Do I Really Need a Shoe Tree?

Yes. Yes, you do.

brogue shoe with a shoe tree

The world is full of gimmicks. A shoe tree, however, is not one of them.

Despite their goofy appearance, shoe trees are an important part of proper shoe care. The wooden inserts help dry out shoes and preserve their shape, allowing them to stay as fresh as they were the day you bought them. And not just for a year or two—expensive dress shoes that are properly cared for with a shoe tree can look like new for decades.

What a shoe tree does

Your shoes take quite a beating during the day, even if you mostly sit at a desk. They bend, flex, and stretch, all the while absorbing loads of foot sweat. Over time this moisture accumulation causes the lining to rot, leather to crack, and the shoe to become deformed.

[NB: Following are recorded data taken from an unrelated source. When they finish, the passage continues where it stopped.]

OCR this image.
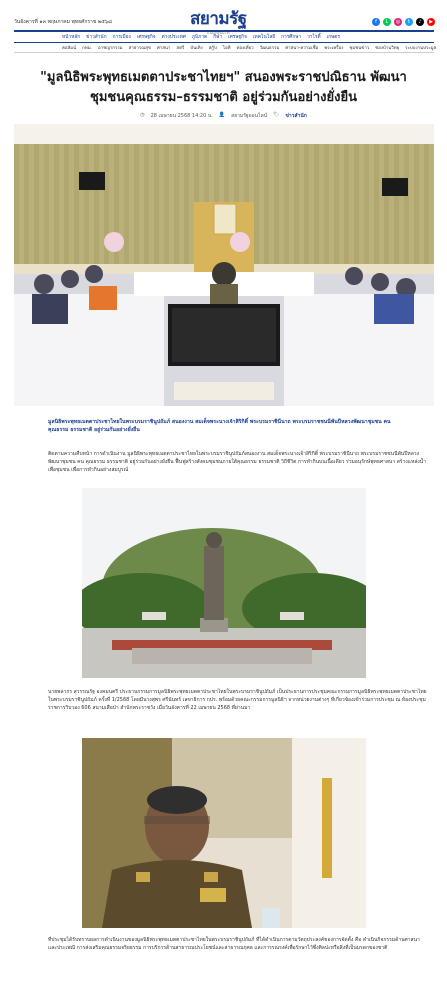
วันอังคารที่ ๑๓ พฤษภาคม พุทธศักราช ๒๕๖๘	สยามรัฐ
SIAMRATH
f	L	◎	t	♪	▶
หน้าหลัก ข่าวสำนัก การเมือง เศรษฐกิจ ต่างประเทศ ภูมิภาค กีฬา เศรษฐกิจ เทคโนโลยี การศึกษา วาไรตี้ เกษตร
คอลัมน์ กทม. อาชญากรรม สาธารณสุข ศาสนา สตรี บันเทิง สกู๊ป ไอที ท่องเที่ยว วัฒนธรรม ศาสนา-ความเชื่อ พระเครื่อง ชุมชนข่าว ซองบ้านวิทยุ ระบบงานประมูล
"มูลนิธิพระพุทธเมตตาประชาไทยฯ" สนองพระราชปณิธาน พัฒนาชุมชนคุณธรรม–ธรรมชาติ อยู่ร่วมกันอย่างยั่งยืน
◷ 28 เมษายน 2568 14:20 น. 👤 สยามรัฐออนไลน์ 🏷 ข่าวสำนัก
มูลนิธิพระพุทธเมตตาประชาไทยในพระบรมราชินูปถัมภ์ สนองงาน สมเด็จพระนางเจ้าสิริกิติ์ พระบรมราชินีนาถ พระบรมราชชนนีพันปีหลวงพัฒนาชุมชน คน คุณธรรม ธรรมชาติ อยู่ร่วมกันอย่างยั่งยืน

ติดตามความคืบหน้า การดำเนินงาน มูลนิธิพระพุทธเมตตาประชาไทยในพระบรมราชินูปถัมภ์สนองงาน สมเด็จพระนางเจ้าสิริกิติ์ พระบรมราชินีนาถ พระบรมราชชนนีพันปีหลวง พัฒนาชุมชน คน คุณธรรม ธรรมชาติ อยู่ร่วมกันอย่างยั่งยืน ฟื้นฟูสร้างสังคมชุมชนภายใต้คุณธรรม ธรรมชาติ วิถีชีวิต การทำกินบนเนื้อเดียว ร่วมอนุรักษ์พุทธศาสนา สร้างแหล่งน้ำเพื่อชุมชน เพื่อการทำกินอย่างสมบูรณ์

นายพลากร สุวรรณรัฐ องคมนตรี ประธานกรรมการมูลนิธิพระพุทธเมตตาประชาไทยในพระบรมราชินูปถัมภ์ เป็นประธานการประชุมคณะกรรมการมูลนิธิพระพุทธเมตตาประชาไทยในพระบรมราชินูปถัมภ์ ครั้งที่ 1/2568 โดยมีนางสุพร ศรีนันทร์ เลขาธิการ กปร. พร้อมด้วยคณะกรรมการมูลนิธิฯ จากหน่วยงานต่างๆ ที่เกี่ยวข้องเข้าร่วมการประชุม ณ ห้องประชุมราชการวิบวอง 606 สนามเสือป่า สำนักพระราชวัง เมื่อวันอังคารที่ 22 เมษายน 2568 ที่ผ่านมา

ที่ประชุมได้รับทราบผลการดำเนินงานของมูลนิธิพระพุทธเมตตาประชาไทยในพระบรมราชินูปถัมภ์ ที่ได้ดำเนินการตามวัตถุประสงค์ของการจัดตั้ง คือ ดำเนินกิจกรรมด้านศาสนาและประเพณี การส่งเสริมคุณธรรมจริยธรรม การบริการด้านสาธารณประโยชน์และสาธารณกุศล และการรณรงค์เพื่อรักษาไว้ซึ่งศิลปะหรือสิ่งที่เป็นมรดกของชาติ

It might also emit a not-so-nice funk. (Pretty picture, eh?)

And get a whiff of this: it takes 24 hours for shoes to dry out completely.

A shoe tree quickens the drying process by absorbing moisture and odors, all while holding the shoe in place so that the leather and lining dry in the right shape.

Types of shoe trees

Cheap ($15-$30)

cheap shoe tree

It’s not necessary to spend a fortune on shoe trees. For $15-30, you can get a good pair, but it probably won’t have a full wooden heel, which is ideal for moisture absorption and shaping. Instead it’ll have a knob or thin piece of wood. Some $30 shoe trees are actually pretty decent, however, and a $15 cheapie is still better than none at all.

Quality ($30-$50)

quality shoe tree

Nicer shoe trees have ventilation slots that help dissipate moisture, and they also have fuller heels. More wood means more moisture absorption and odor control, and better preservation of the shoe’s shape.

Pro tip: Don’t be fooled by varnished shoe trees. Their shininess might make you think they’re fancier, but in fact, it’s the exact opposite. The varnish acts as a sealant and doesn’t allow the wood to draw out moisture, so opt for unfinished every time.

Lasted (prices vary)


A really expensive pair of shoes (we’re talking $700+) usually comes with a last, a fancy term for a custom shoe tree. Lasts are the crème de le crème of shoe trees because they’re the closest it gets to having an entire cedar foot inside your shoe. Plus, a last is shaped like the shoe, so it preserves the original shape for much longer.

Travel ($10-$15)

Plastic travel shoe tree

Cram as much stuff as you want in your suitcase without worrying about deforming your expensive wingtips. Travel shoe trees are lightweight, plastic, and perfect for road warriors.

So, stop walking all over your shoes

Show them some TLC.

And all shoes need a little love–so whether you’re a luxury shoe connoisseur, or a guy with a modest budget who wants to maximize his investments, shoe trees must be in your closet.